Iterated trigonometric differentiation

1. Jul 1, 2006

Orion1

These are some equations that I recently developed and submitting for review.

Iterated trigonometric differentiation:
$$\frac{d^n}{dx^n} \sin x = \sin \left(x + \frac{n \pi}{2} \right)$$

$$\frac{d^n}{dx^n} \cos x = \cos \left(x + \frac{n \pi}{2} \right)$$

Iterated trigonometric integration:
$$(I^n \sin)(x) = \sin \left( x - \frac{n \pi}{2} \right)$$
$$(I^n \cos)(x) = \cos \left( x - \frac{n \pi}{2} \right)$$

Last edited: Jul 1, 2006
2. Jul 1, 2006

vkgoku2012

How do you understand math like that what does that all mean.

3. Jul 1, 2006

gnomedt

Looks fine to me.
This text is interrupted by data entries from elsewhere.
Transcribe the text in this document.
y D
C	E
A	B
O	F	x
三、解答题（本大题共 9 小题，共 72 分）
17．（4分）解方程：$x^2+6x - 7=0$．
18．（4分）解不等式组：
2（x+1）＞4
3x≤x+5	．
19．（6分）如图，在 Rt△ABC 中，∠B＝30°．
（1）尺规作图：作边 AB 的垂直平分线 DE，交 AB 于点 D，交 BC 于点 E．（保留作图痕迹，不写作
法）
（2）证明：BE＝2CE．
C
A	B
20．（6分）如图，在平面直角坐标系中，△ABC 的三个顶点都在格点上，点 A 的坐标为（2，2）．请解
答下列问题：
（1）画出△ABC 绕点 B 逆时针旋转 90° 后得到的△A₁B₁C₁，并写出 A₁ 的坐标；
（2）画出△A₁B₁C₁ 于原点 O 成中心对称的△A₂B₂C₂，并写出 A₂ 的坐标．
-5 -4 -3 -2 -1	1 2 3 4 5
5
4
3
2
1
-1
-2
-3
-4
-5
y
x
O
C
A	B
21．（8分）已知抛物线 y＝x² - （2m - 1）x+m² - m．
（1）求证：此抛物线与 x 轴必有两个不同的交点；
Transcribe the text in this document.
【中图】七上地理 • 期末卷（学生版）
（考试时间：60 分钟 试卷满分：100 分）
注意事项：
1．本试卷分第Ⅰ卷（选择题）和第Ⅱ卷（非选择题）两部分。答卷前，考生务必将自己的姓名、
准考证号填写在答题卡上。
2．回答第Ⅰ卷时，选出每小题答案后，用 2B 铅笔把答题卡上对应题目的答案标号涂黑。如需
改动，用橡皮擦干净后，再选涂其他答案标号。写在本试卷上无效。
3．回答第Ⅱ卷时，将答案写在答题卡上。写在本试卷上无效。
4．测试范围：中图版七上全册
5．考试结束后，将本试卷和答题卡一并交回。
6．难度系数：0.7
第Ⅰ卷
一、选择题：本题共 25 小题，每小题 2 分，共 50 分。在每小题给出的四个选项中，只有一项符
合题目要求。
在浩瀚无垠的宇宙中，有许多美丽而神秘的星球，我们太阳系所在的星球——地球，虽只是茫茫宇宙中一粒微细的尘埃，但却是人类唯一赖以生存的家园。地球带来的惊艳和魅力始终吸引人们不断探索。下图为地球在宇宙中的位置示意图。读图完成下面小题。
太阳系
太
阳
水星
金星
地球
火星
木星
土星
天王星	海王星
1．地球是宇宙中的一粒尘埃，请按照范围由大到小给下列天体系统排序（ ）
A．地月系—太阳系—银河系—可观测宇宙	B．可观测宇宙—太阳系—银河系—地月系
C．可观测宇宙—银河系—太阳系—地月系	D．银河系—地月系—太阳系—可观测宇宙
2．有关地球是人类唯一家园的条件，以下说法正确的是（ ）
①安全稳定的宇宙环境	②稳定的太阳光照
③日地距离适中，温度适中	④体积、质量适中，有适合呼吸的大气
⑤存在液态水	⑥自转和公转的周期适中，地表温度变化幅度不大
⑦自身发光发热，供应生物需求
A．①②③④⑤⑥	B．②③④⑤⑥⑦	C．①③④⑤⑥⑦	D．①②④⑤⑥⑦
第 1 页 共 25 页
Are you trying to find the half-derivative of trig functions?

4. Jul 1, 2006

Orion1

Iteration is a 'repeated' process used in higher order mathematics, for example:
$$\frac{d^2}{dx^2} x^3 = \frac{d}{dx} \left( \frac{d}{dx} x^3 \right) = \frac{d}{dx} \left( 3x^2 \right) = 6x$$

Therefore, the second iterated derivative of this function is:
$$\frac{d^2}{dx^2} x^3 = 6x$$

The derivative is repeatedly derived twice, or 'iterated' twice.

Negative, are you referring to 'fractional' calculus?
Is this a demonstration of a half-derivative trig function?
$$\frac{d^{\frac{1}{2}}}{dx^{\frac{1}{2}}} \sin x = \sin \left(x + \frac{\pi}{4} \right)$$

Last edited: Jul 1, 2006